Some images are not just about what you see—but about the journey behind them.
This one was captured by my wife during a long, warm 25-kilometer walk across the Mookerheide near Nijmegen. Armed with her Canon 7D Mark II and Sigma 100–400mm, and a small backpack with just the essentials, she spent the day finding her own way in the field. I carried the heavier load—12.5 kg of gear—and together we climbed several steep inclines under the summer sun. By the end, “tired” doesn’t quite cover it.
And somewhere along that journey, she found this: Polygonia c-album, known in Dutch as the gehakkelde aurelia, or in English, the comma butterfly.
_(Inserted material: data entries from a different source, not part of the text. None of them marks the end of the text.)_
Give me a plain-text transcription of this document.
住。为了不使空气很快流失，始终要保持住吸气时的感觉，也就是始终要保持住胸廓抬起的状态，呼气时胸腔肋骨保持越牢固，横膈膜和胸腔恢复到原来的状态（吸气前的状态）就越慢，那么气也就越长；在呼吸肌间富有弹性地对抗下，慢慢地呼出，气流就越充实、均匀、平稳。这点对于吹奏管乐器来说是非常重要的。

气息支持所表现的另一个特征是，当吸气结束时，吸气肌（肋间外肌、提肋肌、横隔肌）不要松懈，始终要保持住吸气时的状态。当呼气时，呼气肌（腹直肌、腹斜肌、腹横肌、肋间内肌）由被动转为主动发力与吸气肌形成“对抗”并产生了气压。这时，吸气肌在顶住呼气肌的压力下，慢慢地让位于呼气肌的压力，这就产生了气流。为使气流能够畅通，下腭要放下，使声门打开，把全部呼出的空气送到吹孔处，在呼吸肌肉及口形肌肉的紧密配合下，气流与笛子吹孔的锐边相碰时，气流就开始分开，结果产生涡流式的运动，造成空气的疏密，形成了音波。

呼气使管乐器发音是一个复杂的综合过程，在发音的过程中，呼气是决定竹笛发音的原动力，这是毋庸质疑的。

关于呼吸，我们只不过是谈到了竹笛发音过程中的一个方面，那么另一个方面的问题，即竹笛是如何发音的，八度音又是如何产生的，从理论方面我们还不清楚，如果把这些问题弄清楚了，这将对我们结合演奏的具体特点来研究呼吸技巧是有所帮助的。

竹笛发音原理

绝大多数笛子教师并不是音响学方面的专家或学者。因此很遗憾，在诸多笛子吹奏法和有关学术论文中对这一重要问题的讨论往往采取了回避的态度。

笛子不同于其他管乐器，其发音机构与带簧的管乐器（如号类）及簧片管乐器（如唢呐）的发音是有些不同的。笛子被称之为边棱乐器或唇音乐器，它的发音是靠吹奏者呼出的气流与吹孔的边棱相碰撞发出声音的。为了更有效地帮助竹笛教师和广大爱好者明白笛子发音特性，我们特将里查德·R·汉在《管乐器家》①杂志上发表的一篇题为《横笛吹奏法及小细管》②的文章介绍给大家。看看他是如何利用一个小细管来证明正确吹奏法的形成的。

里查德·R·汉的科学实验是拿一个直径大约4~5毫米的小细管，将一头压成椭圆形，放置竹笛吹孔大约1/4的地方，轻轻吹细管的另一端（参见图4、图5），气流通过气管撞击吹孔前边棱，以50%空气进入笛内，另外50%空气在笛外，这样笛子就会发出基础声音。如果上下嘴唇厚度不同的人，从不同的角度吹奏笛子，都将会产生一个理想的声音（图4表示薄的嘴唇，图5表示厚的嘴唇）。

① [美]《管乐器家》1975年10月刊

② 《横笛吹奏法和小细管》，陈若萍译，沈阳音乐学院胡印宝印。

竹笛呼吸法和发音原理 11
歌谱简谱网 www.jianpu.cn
Named after the small white comma-shaped marking on the underside of its wings, this species is a master of camouflage—often resembling a dead leaf when at rest.
I gave her complete freedom on this one. No intervention, no correction in the moment. Just: observe, try, and we’ll review later.
Back home, we looked at the image together. It works—beautiful subject, strong moment. And just as important, it carries the kind of lessons every photographer learns to see over time: a wing intersecting the eye, a slightly busy foreground, and challenging light. Not flaws to dismiss the image, but signs of growth—of learning to truly observe, to refine, and to recognize what makes an image stronger.
Growth lives in both the success and the imperfection.
And after all that? A well-earned rest and a wonderful dinner at ’t Zwaantje—highly recommended, even for vegan photographers like us.